The New Hampshire primary, however, is a very different story. Future nominees and future presidents have done well in the first-in-the-nation primary, and those who've finished outside of the top two in the Granite State have, without exception, failed.
We can start with the Democrats, because it's easy: there are only two contenders. Of the last six New Hampshire primaries, the party's presidential nominee has finished first three times, and finished second three times. What does that tell us about Hillary Clinton's and Bernie Sanders' odds of 2016 success? Not a whole lot.
But among Republicans, it's a more interesting story.
In the modern era, the winner of the GOP primary in New Hampshire has gone on to win the Republican nomination with only two exceptions: Bob Dole came in second in 1996 and George W. Bush also came in second in 2000.
How many candidates have come in third or worse in New Hampshire, only to eventually win the Republican nomination anyway? None.
What's more, while no GOP candidate has ever won Iowa and New Hampshire in the same cycle, every Republican nominee has managed to win either Iowa or New Hampshire.

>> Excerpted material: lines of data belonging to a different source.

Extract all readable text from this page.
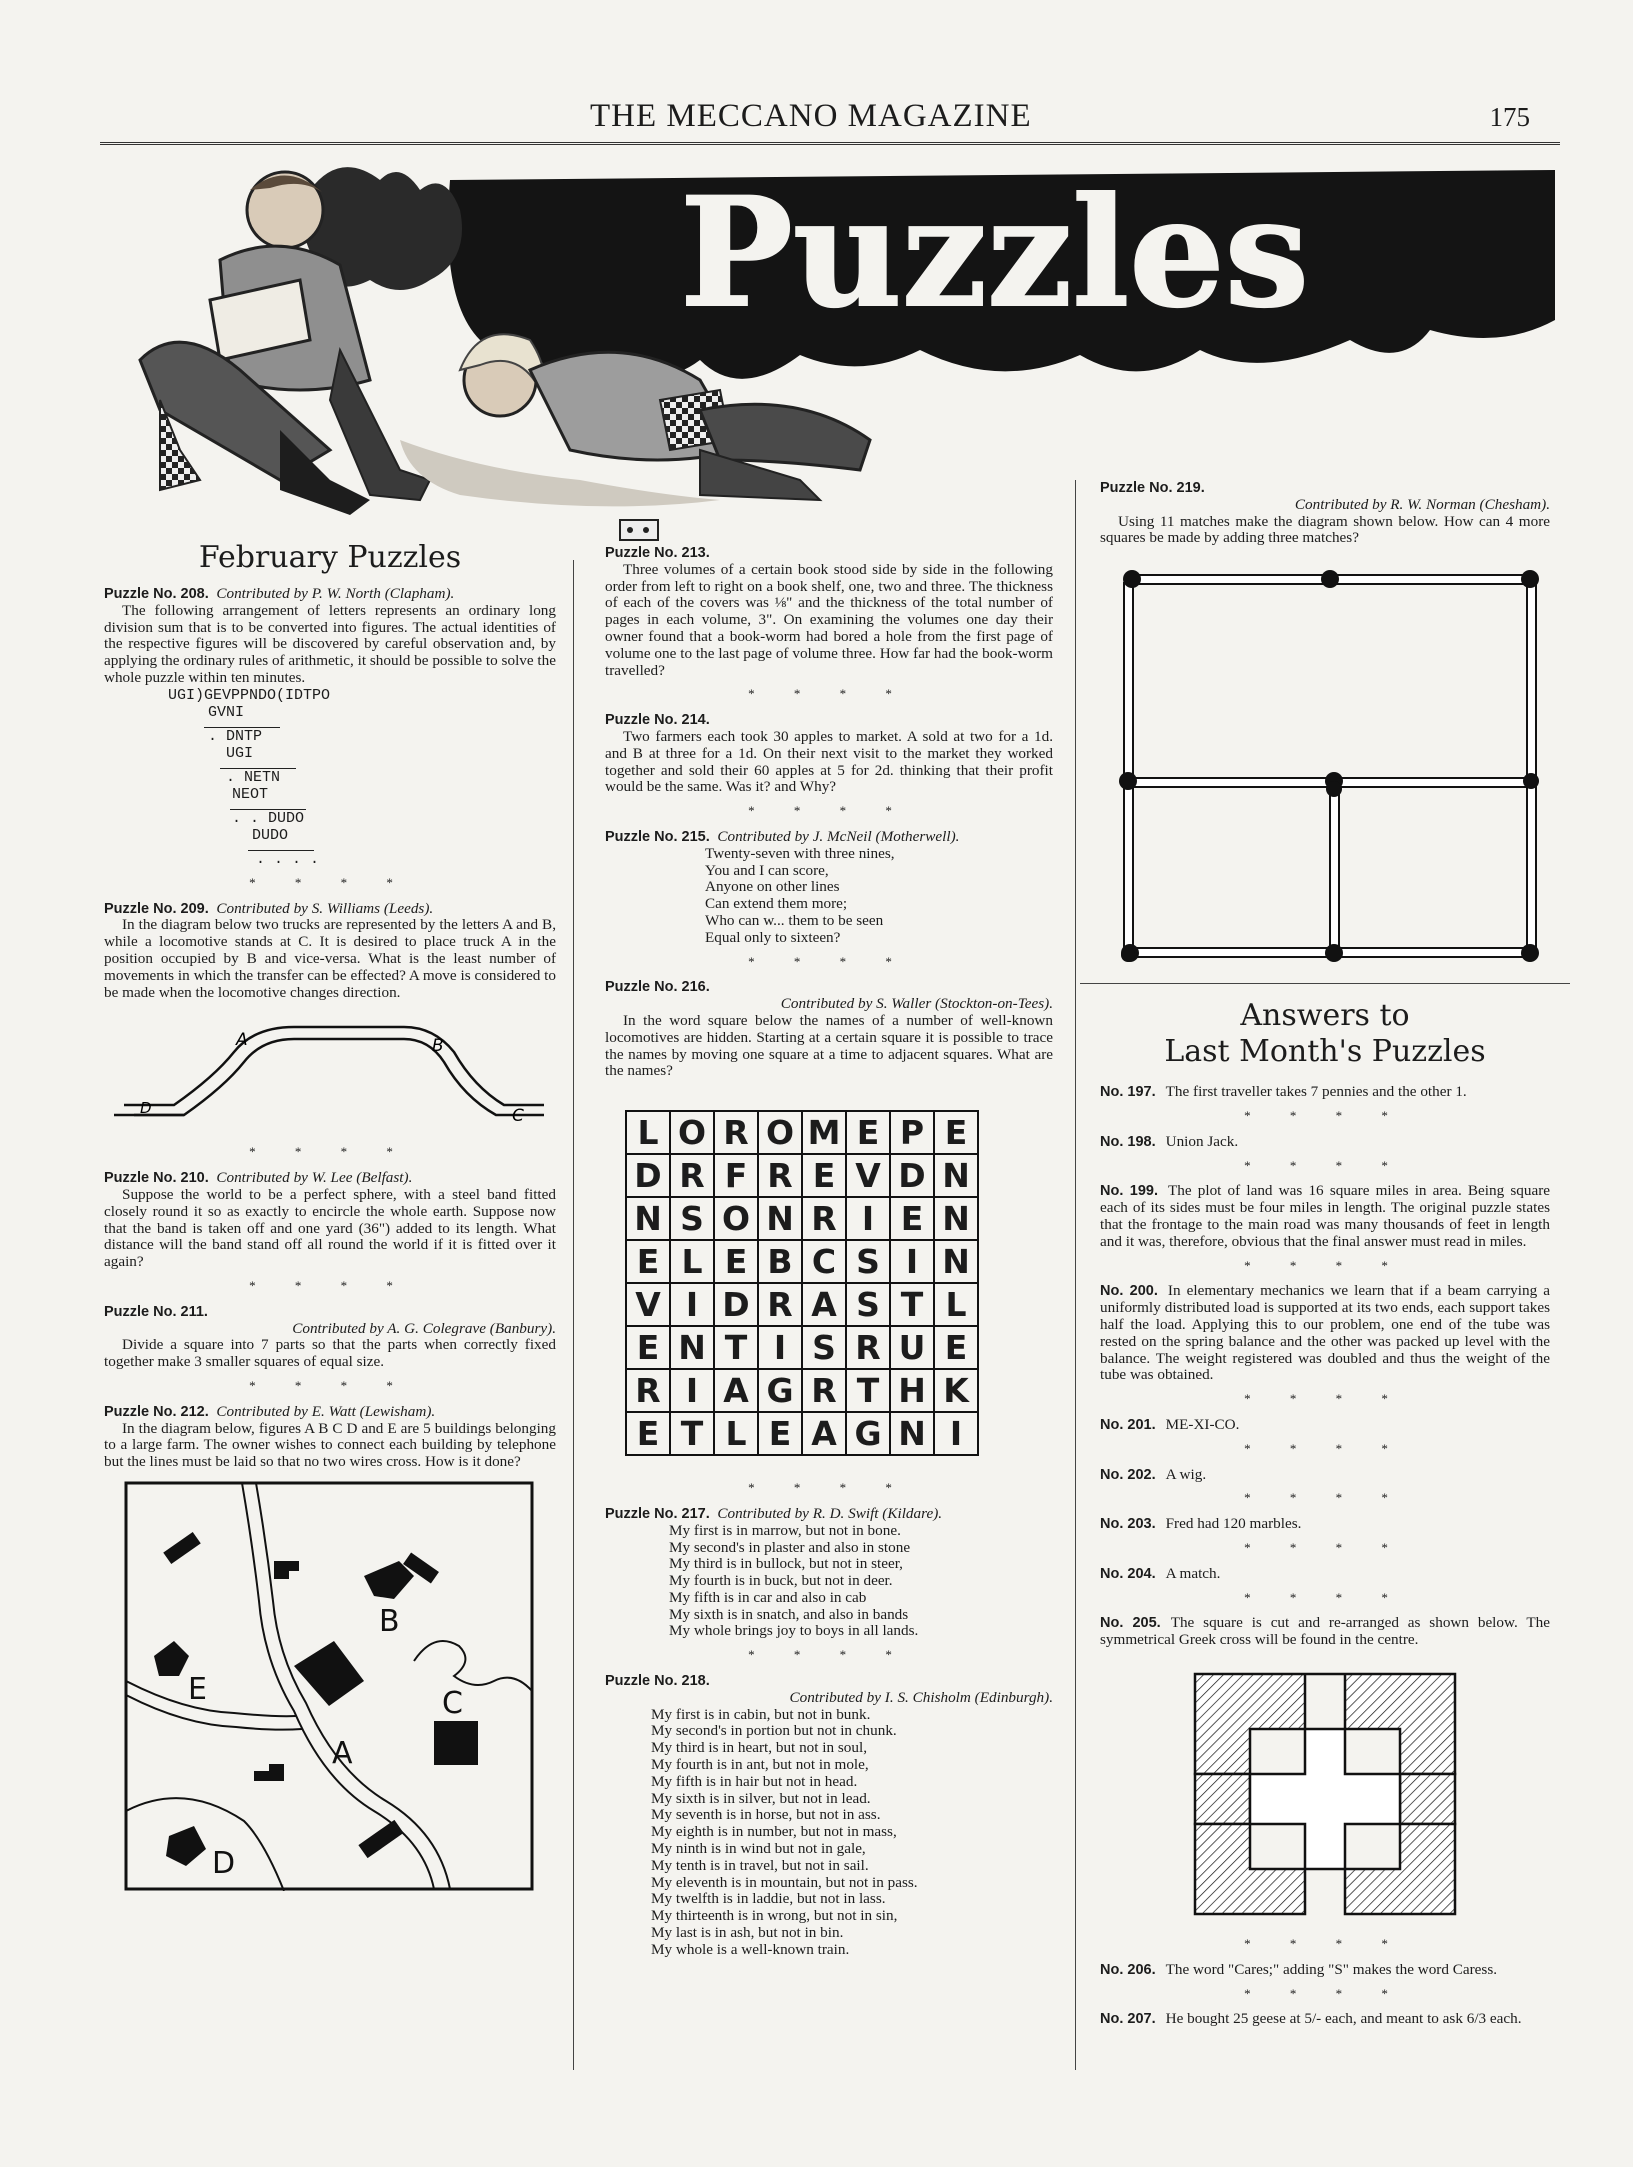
THE MECCANO MAGAZINE	175
Puzzles
February Puzzles

Puzzle No. 208. Contributed by P. W. North (Clapham).

The following arrangement of letters represents an ordinary long division sum that is to be converted into figures. The actual identities of the respective figures will be discovered by careful observation and, by applying the ordinary rules of arithmetic, it should be possible to solve the whole puzzle within ten minutes.

UGI)GEVPPNDO(IDTPO
GVNI
. DNTP
UGI
. NETN
NEOT
. . DUDO
DUDO
. . . .
* * * *

Puzzle No. 209. Contributed by S. Williams (Leeds).

In the diagram below two trucks are represented by the letters A and B, while a locomotive stands at C. It is desired to place truck A in the position occupied by B and vice-versa. What is the least number of movements in which the transfer can be effected? A move is considered to be made when the locomotive changes direction.

A	B
D	C
* * * *

Puzzle No. 210. Contributed by W. Lee (Belfast).

Suppose the world to be a perfect sphere, with a steel band fitted closely round it so as exactly to encircle the whole earth. Suppose now that the band is taken off and one yard (36") added to its length. What distance will the band stand off all round the world if it is fitted over it again?

* * * *

Puzzle No. 211.

Contributed by A. G. Colegrave (Banbury).

Divide a square into 7 parts so that the parts when correctly fixed together make 3 smaller squares of equal size.

* * * *

Puzzle No. 212. Contributed by E. Watt (Lewisham).

In the diagram below, figures A B C D and E are 5 buildings belonging to a large farm. The owner wishes to connect each building by telephone but the lines must be laid so that no two wires cross. How is it done?

B
E
A
C
D

Puzzle No. 213.

Three volumes of a certain book stood side by side in the following order from left to right on a book shelf, one, two and three. The thickness of each of the covers was ⅛" and the thickness of the total number of pages in each volume, 3". On examining the volumes one day their owner found that a book-worm had bored a hole from the first page of volume one to the last page of volume three. How far had the book-worm travelled?

* * * *

Puzzle No. 214.

Two farmers each took 30 apples to market. A sold at two for a 1d. and B at three for a 1d. On their next visit to the market they worked together and sold their 60 apples at 5 for 2d. thinking that their profit would be the same. Was it? and Why?

* * * *

Puzzle No. 215. Contributed by J. McNeil (Motherwell).

Twenty-seven with three nines,
You and I can score,
Anyone on other lines
Can extend them more;
Who can w... them to be seen
Equal only to sixteen?
* * * *

Puzzle No. 216.

Contributed by S. Waller (Stockton-on-Tees).

In the word square below the names of a number of well-known locomotives are hidden. Starting at a certain square it is possible to trace the names by moving one square at a time to adjacent squares. What are the names?

L	O	R	O	M	E	P	E
D	R	F	R	E	V	D	N
N	S	O	N	R	I	E	N
E	L	E	B	C	S	I	N
V	I	D	R	A	S	T	L
E	N	T	I	S	R	U	E
R	I	A	G	R	T	H	K
E	T	L	E	A	G	N	I
* * * *

Puzzle No. 217. Contributed by R. D. Swift (Kildare).

My first is in marrow, but not in bone.
My second's in plaster and also in stone
My third is in bullock, but not in steer,
My fourth is in buck, but not in deer.
My fifth is in car and also in cab
My sixth is in snatch, and also in bands
My whole brings joy to boys in all lands.
* * * *

Puzzle No. 218.

Contributed by I. S. Chisholm (Edinburgh).

My first is in cabin, but not in bunk.
My second's in portion but not in chunk.
My third is in heart, but not in soul,
My fourth is in ant, but not in mole,
My fifth is in hair but not in head.
My sixth is in silver, but not in lead.
My seventh is in horse, but not in ass.
My eighth is in number, but not in mass,
My ninth is in wind but not in gale,
My tenth is in travel, but not in sail.
My eleventh is in mountain, but not in pass.
My twelfth is in laddie, but not in lass.
My thirteenth is in wrong, but not in sin,
My last is in ash, but not in bin.
My whole is a well-known train.

Puzzle No. 219.

Contributed by R. W. Norman (Chesham).

Using 11 matches make the diagram shown below. How can 4 more squares be made by adding three matches?

Answers to
Last Month's Puzzles

No. 197. The first traveller takes 7 pennies and the other 1.

* * * *

No. 198. Union Jack.

* * * *

No. 199. The plot of land was 16 square miles in area. Being square each of its sides must be four miles in length. The original puzzle states that the frontage to the main road was many thousands of feet in length and it was, therefore, obvious that the final answer must read in miles.

* * * *

No. 200. In elementary mechanics we learn that if a beam carrying a uniformly distributed load is supported at its two ends, each support takes half the load. Applying this to our problem, one end of the tube was rested on the spring balance and the other was packed up level with the balance. The weight registered was doubled and thus the weight of the tube was obtained.

* * * *

No. 201. ME-XI-CO.

* * * *

No. 202. A wig.

* * * *

No. 203. Fred had 120 marbles.

* * * *

No. 204. A match.

* * * *

No. 205. The square is cut and re-arranged as shown below. The symmetrical Greek cross will be found in the centre.

* * * *

No. 206. The word "Cares;" adding "S" makes the word Caress.

* * * *

No. 207. He bought 25 geese at 5/- each, and meant to ask 6/3 each.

Of course, history offers trends and guidelines, not rules. Just because something has never happened before doesn't mean it can't happen now.
That said, candidates who finish third or worse tonight will have to overcome a historical hurdle if they intend to be their party's presidential nominee. And candidates who've finished third or worse in both of the first two contests should understand they're trying to do something that simply hasn't been done before.